100%|██████████| 2/2 [00:00<00:00, 41.29it/s]


Unnamed: 0,smiles,target,independent_variable,ABC,ABCGG,nAcid,nBase,SpAbs_A,SpMax_A,SpDiam_A,...,SRW10,TSRW10,MW,AMW,WPath,WPol,Zagreb1,Zagreb2,mZagreb1,mZagreb2
0,C=O,33.5,200.0,0.0,0.0,0.0,0.0,2.0,1.0,2.0,...,1.098612,7.493062,30.010565,7.502641,1.0,0.0,2.0,1.0,2.0,1.0
1,C=O,34.7,273.15,0.0,0.0,0.0,0.0,2.0,1.0,2.0,...,1.098612,7.493062,30.010565,7.502641,1.0,0.0,2.0,1.0,2.0,1.0
2,C=O,35.44,300.0,0.0,0.0,0.0,0.0,2.0,1.0,2.0,...,1.098612,7.493062,30.010565,7.502641,1.0,0.0,2.0,1.0,2.0,1.0
3,C=O,39.24,400.0,0.0,0.0,0.0,0.0,2.0,1.0,2.0,...,1.098612,7.493062,30.010565,7.502641,1.0,0.0,2.0,1.0,2.0,1.0
4,O=CO,37.83,200.0,1.414214,1.414214,1.0,0.0,2.828427,1.414214,2.828427,...,4.174387,17.31077,46.005478,9.201096,4.0,0.0,6.0,4.0,2.25,1.0
5,O=CO,43.54,273.15,1.414214,1.414214,1.0,0.0,2.828427,1.414214,2.828427,...,4.174387,17.31077,46.005478,9.201096,4.0,0.0,6.0,4.0,2.25,1.0
6,O=CO,45.84,300.0,1.414214,1.414214,1.0,0.0,2.828427,1.414214,2.828427,...,4.174387,17.31077,46.005478,9.201096,4.0,0.0,6.0,4.0,2.25,1.0
7,O=CO,54.52,400.0,1.414214,1.414214,1.0,0.0,2.828427,1.414214,2.828427,...,4.174387,17.31077,46.005478,9.201096,4.0,0.0,6.0,4.0,2.25,1.0


Now we need to calculate the gradients of our target property with respect to the independent variable.
To do so, we will first write a helper function that calculate the gradients:

In [7]:
def _f(r):
    if len(r["scaled_target"]) == 1:
        return [np.nan]
    sorted_idxs = np.argsort(r["scaled_independent_variable"])
    unsort_idxs = np.argsort(sorted_idxs)
    # mask out enormous nan/inf
    grads = [
        i if np.isfinite(i) else np.nan
        for i in np.gradient(
            [r["scaled_target"][i] for i in sorted_idxs],
            [r["scaled_independent_variable"][i] for i in sorted_idxs],
        )
    ]
    return [grads[i] for i in unsort_idxs]

Typically you would need to decide which points to use for validation and which for training - for this simple demo, we will train without a validation set.
Keep in mind that because we are using gradients, you must include all rows of your data for a given molecule at every temperature in either training _or_ validation to avoid leaking data.
For example, in this case we would not want to included formaldehyde at 200 K in training and then 273 K in validation.
This is because when we calculate the gradient at 200 K we use information about the point at 273 K, which would leak data if they are not kept together!

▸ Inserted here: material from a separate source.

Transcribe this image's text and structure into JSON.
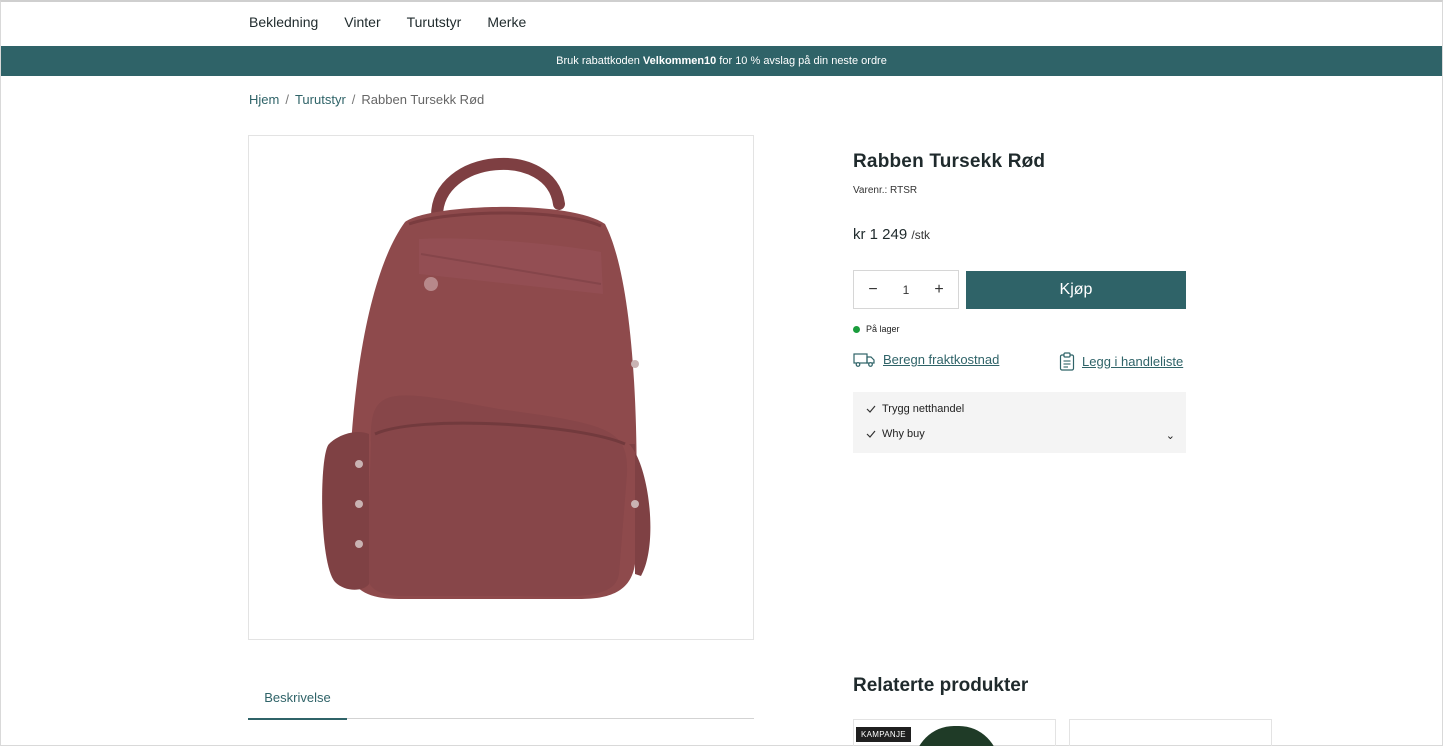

Start by re-scaling the data.

In [8]:
from sklearn.preprocessing import StandardScaler

In [9]:
target_scaler = StandardScaler().fit(data[["target"]])
scaled_target = target_scaler.transform(data[["target"]]).ravel()
independent_variable_scaler = StandardScaler().fit(data[["independent_variable"]])
scaled_independent_variable = independent_variable_scaler.transform(df[["independent_variable"]]).ravel()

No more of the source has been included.